JCI surges 7.5% driven by state-owned buyback plan and BI-Rate hike

| Source: ANTARA_ID Translated from Indonesian | Finance
JCI surges 7.5% driven by state-owned buyback plan and BI-Rate hike
Image: ANTARA_ID

The Jakarta Composite Index (IHSG) on the Indonesia Stock Exchange (BEI) closed sharply higher on Tuesday afternoon, driven by a planned buyback programme for large-cap state-owned enterprise (SOE) shares and a hike in Bank Indonesia’s benchmark interest rate.

The IHSG closed up 404.51 points, or 7.57%, at 5,746.65. Meanwhile, the LQ45 index of 45 leading stocks rose 42.24 points, or 8.01%, to 569.32.

Research Analyst at Infovesta Kapital Advisori, Arjun Ajnawi, stated that the main sentiment was the discussion and plan to buy back big-cap shares such as members of Himbara (the Association of State-Owned Banks).

During a press conference on Tuesday morning, there were discussions between the House of Representatives (DPR RI), Danantara Indonesia, Himbara, BPJS Ketenagakerjaan, and state-owned insurance firms regarding the planned buyback programme for Himbara bank shares. “The DPR meeting with the Ministry of SOEs, Danantara, and Himbara involved coordinating to maintain the stability of these shares amidst pressure and turmoil from both global and domestic sentiment,” Arjun said.

Later, during the second trading session, Bank Indonesia announced a 25 bps increase in the BI-Rate to 5.50%, in an effort to strengthen rupiah exchange rate stability. The move is seen as reaffirming a policy priority shift back towards strengthening the exchange rate and anchoring inflation, while also increasing the attractiveness of portfolio fund flows into Indonesia.

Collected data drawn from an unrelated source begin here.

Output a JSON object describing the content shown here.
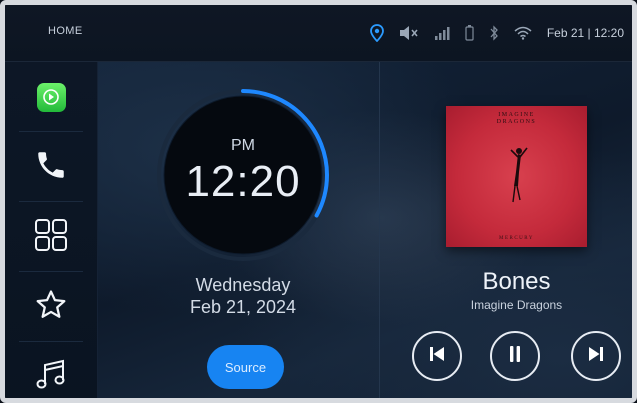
{
  "header": {
    "home_label": "HOME",
    "datetime": "Feb 21 | 12:20",
    "status_icons": [
      "location-pin-icon",
      "mute-icon",
      "signal-icon",
      "battery-icon",
      "bluetooth-icon",
      "wifi-icon"
    ],
    "accent_color": "#1e88ff"
  },
  "sidebar": {
    "items": [
      {
        "name": "carplay",
        "icon": "carplay-icon"
      },
      {
        "name": "phone",
        "icon": "phone-icon"
      },
      {
        "name": "apps",
        "icon": "grid-icon"
      },
      {
        "name": "favorites",
        "icon": "star-icon"
      },
      {
        "name": "music",
        "icon": "music-note-icon"
      }
    ]
  },
  "clock": {
    "ampm": "PM",
    "time": "12:20",
    "day": "Wednesday",
    "date": "Feb 21, 2024",
    "ring_progress": 0.33
  },
  "source_button": {
    "label": "Source"
  },
  "now_playing": {
    "album_title_line1": "IMAGINE",
    "album_title_line2": "DRAGONS",
    "album_footer": "MERCURY",
    "title": "Bones",
    "artist": "Imagine Dragons",
    "controls": [
      "previous",
      "pause",
      "next"
    ]
  }
}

Furthermore, the index rise was supported by commodity sector stocks, as the government confirmed there would be no gross split mechanism in the export scheme. Market concerns that exporters would be required to surrender part of their export proceeds to state intermediaries began to ease, reducing the risk of disruption to exporters’ cash flow.

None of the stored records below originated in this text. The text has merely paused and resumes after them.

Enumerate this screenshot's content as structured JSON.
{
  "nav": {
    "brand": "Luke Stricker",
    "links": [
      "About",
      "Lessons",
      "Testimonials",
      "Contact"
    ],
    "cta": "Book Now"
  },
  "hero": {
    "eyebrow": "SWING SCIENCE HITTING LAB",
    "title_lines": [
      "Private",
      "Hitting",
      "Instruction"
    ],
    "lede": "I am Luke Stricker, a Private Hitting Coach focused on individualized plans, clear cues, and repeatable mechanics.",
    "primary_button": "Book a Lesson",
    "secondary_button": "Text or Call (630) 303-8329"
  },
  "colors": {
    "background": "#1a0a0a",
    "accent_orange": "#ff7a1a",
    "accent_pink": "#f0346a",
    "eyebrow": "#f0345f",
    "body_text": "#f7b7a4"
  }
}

On the other hand, Arjun cautioned that the IHSG’s significant strengthening in today’s trading would likely lead to potential profit-taking by market participants, particularly for trading tomorrow. “Because today’s rally is quite strong, there is potential for profit-taking,” Arjun noted.

The IHSG opened higher and remained in positive territory until the close of the first trading session, and stayed in the green throughout the second session until the close.

Based on the IDX-IC Sectoral Indices, all eleven sectors strengthened, led by the raw materials sector which rose 9.71%, followed by the energy and industrial sectors which rose 9.04% and 8.24% respectively.

Shares that recorded the largest gains included BABY, AHAP, CTTH, MHKI, and PSKT. Meanwhile, shares that experienced the largest declines were GMTD, GRIA, CTBN, DPUM, and MPMX.

Trading frequency was recorded at 2,714,279 transactions, with 45.06 billion shares traded, valued at Rp27.93 trillion. A total of 678 shares advanced, 89 declined, and 48 were unchanged.

Asian regional stock markets this afternoon included the Nikkei Index strengthening by 1.92% to 65,251.00, the Shanghai Index strengthening by 1.28% to 4,010.03, the Hang Seng Index weakening by 0.37% to 24,565.90, and the Straits Times Index strengthening by 1.20% to 5,023.67.